In the end, The Paperboy showcases everything that didn’t work about Precious and nothing that did.

5) Red Tails (dir. by Anthony Hemingway)

Red Tails was one of the first “major” releases of 2012 and it’s also one of the most forgettable.  The film, which was executive produced and reportedly co-directed by George Lucas, is based on the story of the Tuskegee Airmen, a group of African-Americans who served in the U.S. Air Force during World War II and who had to not only fight Nazis abroad but racial discrimination at home.  There’s undoubtedly an inspiring story to be told here but Red Tails is such a predictable and corny film that it feels as if Lucas and Hemingway essentially wasted the real life story of the Tuskegee Airmen on a painfully generic movie.

6) The Trouble With Bliss (dir. by Michael Knowles)

Morris Bliss (played by Michael C. Hall) is the type of guy who always seems to show up in quirky independent films.  He has no job, he has no money, and he lives in a tiny apartment with his father (Peter Fonda).  Since there’s nothing more attractive than a middle-aged guy with no future, he finds himself being pursued by an 18 year-old (Brie Larson), who also happens to be the daughter of a former high school classmate, and his married neighbor (played by Lucy Liu).
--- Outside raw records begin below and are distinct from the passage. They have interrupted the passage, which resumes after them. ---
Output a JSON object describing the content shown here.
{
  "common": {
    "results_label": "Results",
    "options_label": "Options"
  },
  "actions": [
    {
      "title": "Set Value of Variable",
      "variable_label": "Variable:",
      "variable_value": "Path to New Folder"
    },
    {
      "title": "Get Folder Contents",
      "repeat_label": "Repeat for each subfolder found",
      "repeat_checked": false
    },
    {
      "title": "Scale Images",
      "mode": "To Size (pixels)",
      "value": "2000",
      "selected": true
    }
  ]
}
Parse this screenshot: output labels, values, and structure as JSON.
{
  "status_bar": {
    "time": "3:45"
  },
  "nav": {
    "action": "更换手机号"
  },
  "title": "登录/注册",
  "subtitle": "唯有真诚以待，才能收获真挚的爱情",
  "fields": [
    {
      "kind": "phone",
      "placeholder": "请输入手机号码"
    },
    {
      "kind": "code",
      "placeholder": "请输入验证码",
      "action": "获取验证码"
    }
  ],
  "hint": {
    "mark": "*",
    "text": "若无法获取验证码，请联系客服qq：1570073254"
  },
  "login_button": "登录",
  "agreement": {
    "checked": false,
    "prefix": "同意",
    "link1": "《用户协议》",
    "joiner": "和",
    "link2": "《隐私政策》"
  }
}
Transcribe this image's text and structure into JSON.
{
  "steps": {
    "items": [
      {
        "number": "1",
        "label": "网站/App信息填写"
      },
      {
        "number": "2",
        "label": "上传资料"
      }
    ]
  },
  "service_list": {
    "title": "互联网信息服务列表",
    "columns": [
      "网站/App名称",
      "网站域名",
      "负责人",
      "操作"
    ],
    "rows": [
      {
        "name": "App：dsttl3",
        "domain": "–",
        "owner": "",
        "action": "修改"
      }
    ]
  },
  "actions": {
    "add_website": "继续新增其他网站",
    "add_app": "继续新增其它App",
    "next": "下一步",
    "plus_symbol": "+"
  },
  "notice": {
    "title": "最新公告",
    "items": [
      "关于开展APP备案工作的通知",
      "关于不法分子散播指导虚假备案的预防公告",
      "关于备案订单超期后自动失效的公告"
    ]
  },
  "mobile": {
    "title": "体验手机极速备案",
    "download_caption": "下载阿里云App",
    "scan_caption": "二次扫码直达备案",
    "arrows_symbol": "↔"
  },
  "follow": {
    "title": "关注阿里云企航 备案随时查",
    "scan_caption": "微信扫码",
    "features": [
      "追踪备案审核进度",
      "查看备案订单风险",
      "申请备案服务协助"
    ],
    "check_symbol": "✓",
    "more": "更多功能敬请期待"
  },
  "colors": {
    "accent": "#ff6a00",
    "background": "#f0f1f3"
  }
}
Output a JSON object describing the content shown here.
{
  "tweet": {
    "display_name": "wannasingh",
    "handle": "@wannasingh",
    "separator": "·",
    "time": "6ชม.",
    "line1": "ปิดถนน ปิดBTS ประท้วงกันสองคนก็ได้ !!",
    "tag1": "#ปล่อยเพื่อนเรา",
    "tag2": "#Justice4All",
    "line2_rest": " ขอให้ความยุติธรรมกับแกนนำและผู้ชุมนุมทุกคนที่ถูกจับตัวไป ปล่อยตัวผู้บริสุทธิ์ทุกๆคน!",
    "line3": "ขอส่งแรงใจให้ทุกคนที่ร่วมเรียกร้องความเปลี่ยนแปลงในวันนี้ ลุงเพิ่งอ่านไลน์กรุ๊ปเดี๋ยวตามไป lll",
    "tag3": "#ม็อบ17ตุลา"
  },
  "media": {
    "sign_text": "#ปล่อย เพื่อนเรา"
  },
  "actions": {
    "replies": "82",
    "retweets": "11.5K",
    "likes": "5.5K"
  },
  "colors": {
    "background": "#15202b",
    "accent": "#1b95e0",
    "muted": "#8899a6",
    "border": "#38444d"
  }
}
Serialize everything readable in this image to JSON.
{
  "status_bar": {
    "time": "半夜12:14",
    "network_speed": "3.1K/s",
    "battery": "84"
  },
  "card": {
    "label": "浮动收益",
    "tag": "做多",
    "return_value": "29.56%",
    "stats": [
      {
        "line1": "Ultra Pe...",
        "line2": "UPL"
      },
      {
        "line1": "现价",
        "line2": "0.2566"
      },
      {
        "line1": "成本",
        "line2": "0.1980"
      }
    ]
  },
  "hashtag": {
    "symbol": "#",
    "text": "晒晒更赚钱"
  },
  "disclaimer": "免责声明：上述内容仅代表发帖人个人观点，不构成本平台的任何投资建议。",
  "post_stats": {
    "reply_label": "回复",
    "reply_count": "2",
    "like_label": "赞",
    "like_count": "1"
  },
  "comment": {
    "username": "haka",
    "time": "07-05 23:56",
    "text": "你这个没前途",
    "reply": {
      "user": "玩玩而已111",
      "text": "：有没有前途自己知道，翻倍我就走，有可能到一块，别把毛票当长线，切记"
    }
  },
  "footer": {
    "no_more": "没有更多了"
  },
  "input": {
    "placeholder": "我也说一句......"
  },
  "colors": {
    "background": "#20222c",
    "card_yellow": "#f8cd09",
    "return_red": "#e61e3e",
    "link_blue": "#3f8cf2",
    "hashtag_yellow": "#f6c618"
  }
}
I have a weakness for quirky indie films but the nonstop quirkiness of The Trouble of With Bliss feels less like narrative imagination and more like total desperation.  Michael C. Hall’s a likable actor but he essentially turns Morris Bliss into Dexter Morgan and, as a result, I kept expected for the trouble with Bliss to turn out to be that he had about a few dozen bodies hidden away in a closet somewhere.

Now that would have been a quirky film!